Samantha Batt-Rawden, co-founder of Doctors’ Association UK, a grassroots medical group, said that doctors did speak up but that the biggest problems in the NHS were “simply out of our control”.

She said: “It’s clear that the solution is not going to be from clinicians, but those setting the rules. For doctors who have been working themselves into the ground to keep patients safe this winter a suggestion that they should take responsibility for the situation they have found themselves working in seems out of touch, and will no doubt be a further blow to morale.”

Boris Johnson has announced a £20.5 billion funding boost over this parliament. Analysis has shown that this increase is below the NHS long-term average, but Professor MacEwen said that the profession would not improve by complaining.

“The health service is being given a lot of money. It may not be enough, it’s never enough, but you know we have got to work with that,” she said. “We actually got quite a good settlement, considering how other people did.
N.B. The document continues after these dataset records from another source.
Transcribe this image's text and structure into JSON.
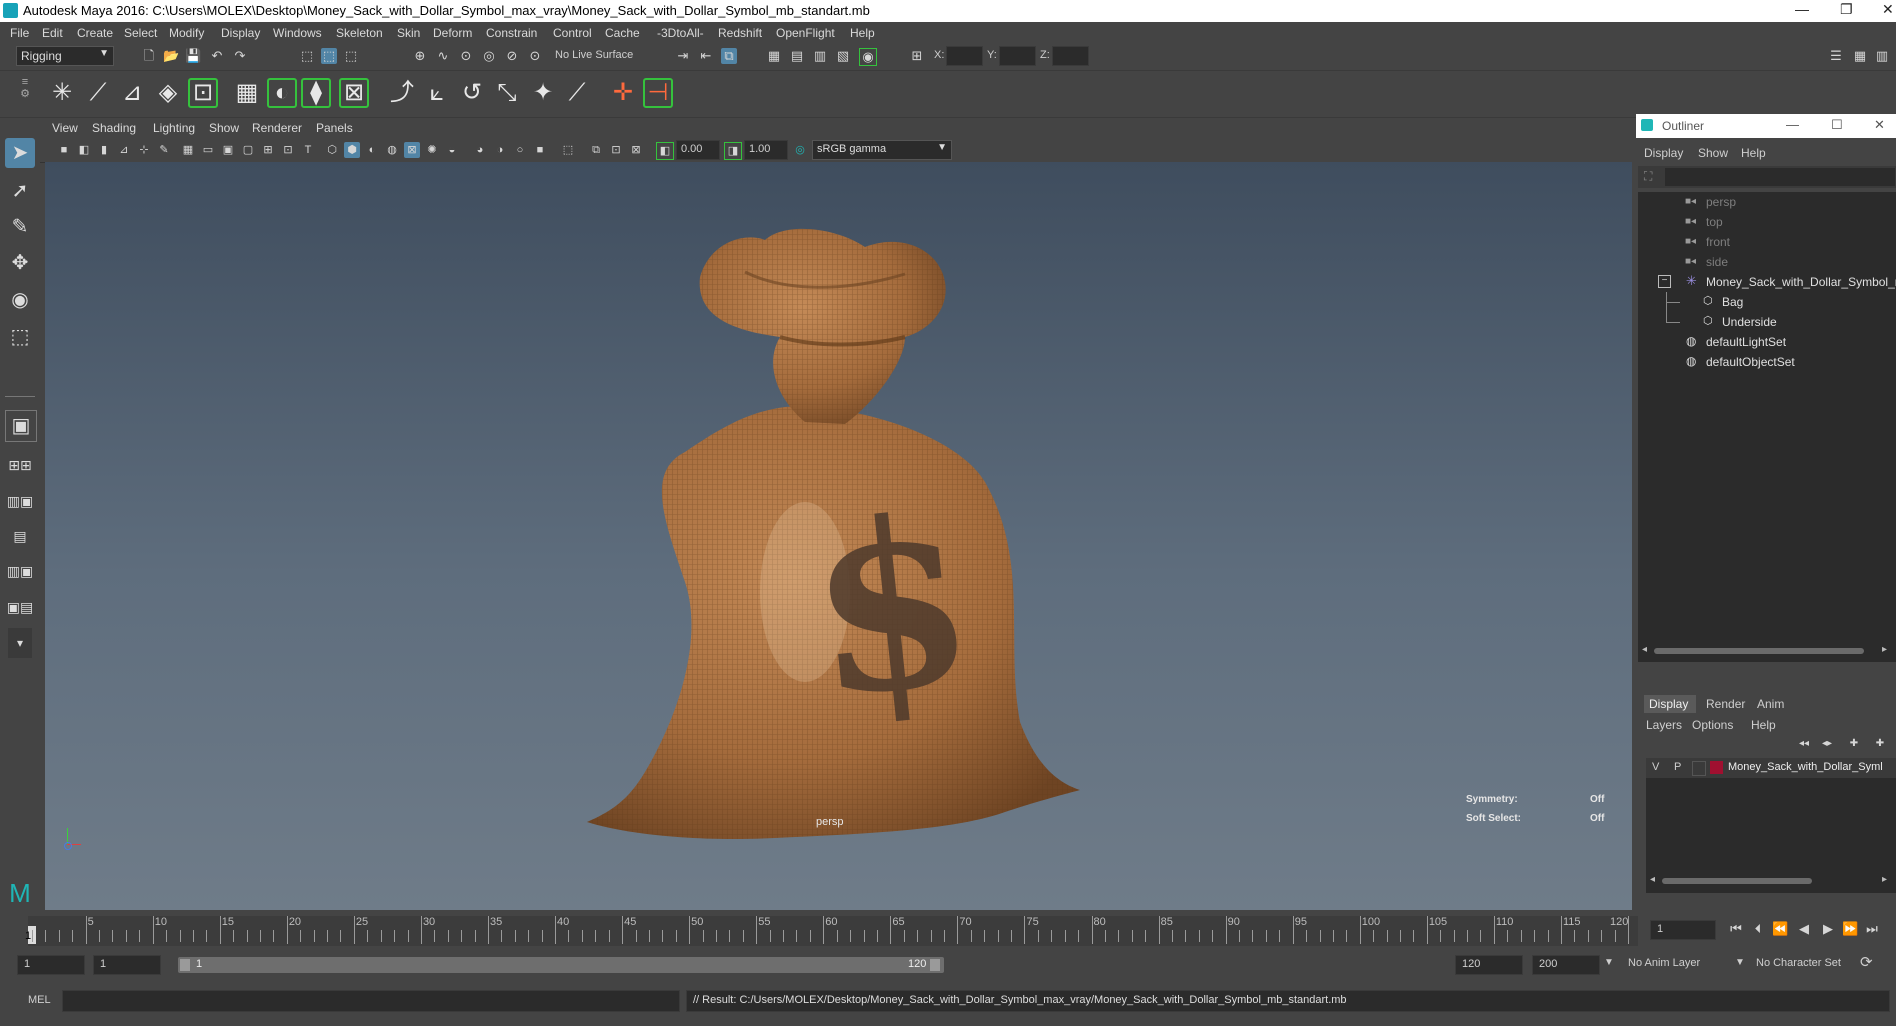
{
  "window": {
    "title": "Autodesk Maya 2016: C:\\Users\\MOLEX\\Desktop\\Money_Sack_with_Dollar_Symbol_max_vray\\Money_Sack_with_Dollar_Symbol_mb_standart.mb",
    "minimize": "—",
    "restore": "❐",
    "close": "✕"
  },
  "menu": [
    "File",
    "Edit",
    "Create",
    "Select",
    "Modify",
    "Display",
    "Windows",
    "Skeleton",
    "Skin",
    "Deform",
    "Constrain",
    "Control",
    "Cache",
    "-3DtoAll-",
    "Redshift",
    "OpenFlight",
    "Help"
  ],
  "status": {
    "mode": "Rigging",
    "live_surface": "No Live Surface",
    "x_label": "X:",
    "y_label": "Y:",
    "z_label": "Z:"
  },
  "panel_menu": [
    "View",
    "Shading",
    "Lighting",
    "Show",
    "Renderer",
    "Panels"
  ],
  "panel_bar": {
    "exposure": "0.00",
    "gamma": "1.00",
    "color_space": "sRGB gamma"
  },
  "viewport": {
    "camera_label": "persp",
    "symmetry_label": "Symmetry:",
    "symmetry_value": "Off",
    "soft_select_label": "Soft Select:",
    "soft_select_value": "Off"
  },
  "outliner": {
    "title": "Outliner",
    "menu": [
      "Display",
      "Show",
      "Help"
    ],
    "items": [
      {
        "label": "persp",
        "dim": true
      },
      {
        "label": "top",
        "dim": true
      },
      {
        "label": "front",
        "dim": true
      },
      {
        "label": "side",
        "dim": true
      },
      {
        "label": "Money_Sack_with_Dollar_Symbol_ncl",
        "dim": false
      },
      {
        "label": "Bag",
        "dim": false
      },
      {
        "label": "Underside",
        "dim": false
      },
      {
        "label": "defaultLightSet",
        "dim": false
      },
      {
        "label": "defaultObjectSet",
        "dim": false
      }
    ]
  },
  "layers": {
    "tabs": [
      "Display",
      "Render",
      "Anim"
    ],
    "menu": [
      "Layers",
      "Options",
      "Help"
    ],
    "row": {
      "v": "V",
      "p": "P",
      "name": "Money_Sack_with_Dollar_Syml",
      "color": "#a01030"
    }
  },
  "timeline": {
    "ticks": [
      5,
      10,
      15,
      20,
      25,
      30,
      35,
      40,
      45,
      50,
      55,
      60,
      65,
      70,
      75,
      80,
      85,
      90,
      95,
      100,
      105,
      110,
      115,
      120
    ],
    "start_marker": "1",
    "current_frame": "1",
    "range_start": "1",
    "range_start2": "1",
    "slider_start": "1",
    "slider_end": "120",
    "end1": "120",
    "end2": "200",
    "anim_layer": "No Anim Layer",
    "char_set": "No Character Set"
  },
  "command": {
    "mel_label": "MEL",
    "result": "// Result: C:/Users/MOLEX/Desktop/Money_Sack_with_Dollar_Symbol_max_vray/Money_Sack_with_Dollar_Symbol_mb_standart.mb"
  }
}
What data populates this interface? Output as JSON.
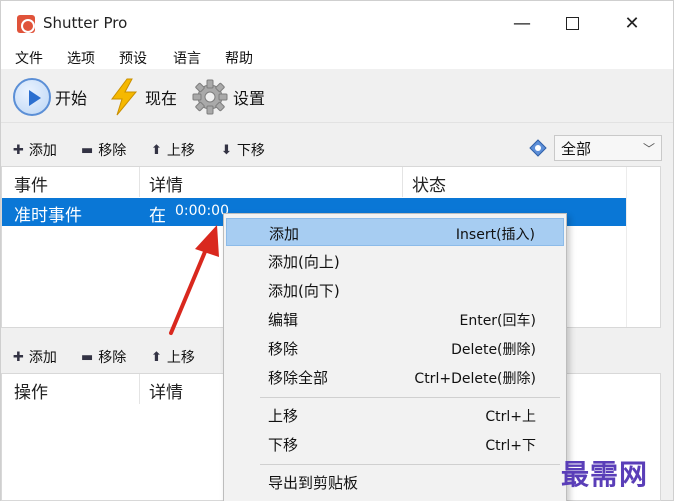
{
  "window": {
    "title": "Shutter Pro"
  },
  "menubar": {
    "items": [
      "文件",
      "选项",
      "预设",
      "语言",
      "帮助"
    ]
  },
  "toolbar": {
    "start_label": "开始",
    "now_label": "现在",
    "settings_label": "设置"
  },
  "events_bar": {
    "add_label": "添加",
    "remove_label": "移除",
    "up_label": "上移",
    "down_label": "下移",
    "filter_value": "全部"
  },
  "events_table": {
    "headers": [
      "事件",
      "详情",
      "状态"
    ],
    "rows": [
      {
        "event": "准时事件",
        "detail_prefix": "在",
        "detail_time": "0:00:00",
        "status": ""
      }
    ]
  },
  "actions_bar": {
    "add_label": "添加",
    "remove_label": "移除",
    "up_label": "上移"
  },
  "actions_table": {
    "headers": [
      "操作",
      "详情"
    ]
  },
  "context_menu": {
    "items": [
      {
        "label": "添加",
        "shortcut": "Insert(插入)"
      },
      {
        "label": "添加(向上)",
        "shortcut": ""
      },
      {
        "label": "添加(向下)",
        "shortcut": ""
      },
      {
        "label": "编辑",
        "shortcut": "Enter(回车)"
      },
      {
        "label": "移除",
        "shortcut": "Delete(删除)"
      },
      {
        "label": "移除全部",
        "shortcut": "Ctrl+Delete(删除)"
      },
      {
        "label": "上移",
        "shortcut": "Ctrl+上"
      },
      {
        "label": "下移",
        "shortcut": "Ctrl+下"
      },
      {
        "label": "导出到剪贴板",
        "shortcut": ""
      }
    ]
  },
  "watermark": "最需网",
  "colors": {
    "selection": "#0a77d6",
    "menu_highlight": "#a7cdf2",
    "arrow": "#d9281e",
    "watermark": "#5a3eb8"
  },
  "icons": [
    "app-icon",
    "play-icon",
    "lightning-icon",
    "gear-icon",
    "plus-icon",
    "minus-icon",
    "arrow-up-icon",
    "arrow-down-icon",
    "filter-icon"
  ]
}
And we have to make sure that the money available is used to the best effect.

“I think it’s easier to persuade people to give you more money if you’re using the money you’ve got wisely and you can demonstrate that”.

Professor MacEwen said that doctors had began to be sidelined in the 1980s when the introduction of professional managers ended the culture of “what doctor says goes” in the NHS. “I think that initial reaction, that the managers should just take over and we’ll just turn up and do the doctoring, has actually softened over the years . . . [but] their leadership skills and their ownership has maybe still not fully recovered to the way that it should be.

“The long-term plan is talking about making lots of changes in the way we deliver care. There’s nobody better to lead that change and to be deeply involved in shaping change than the medical profession.”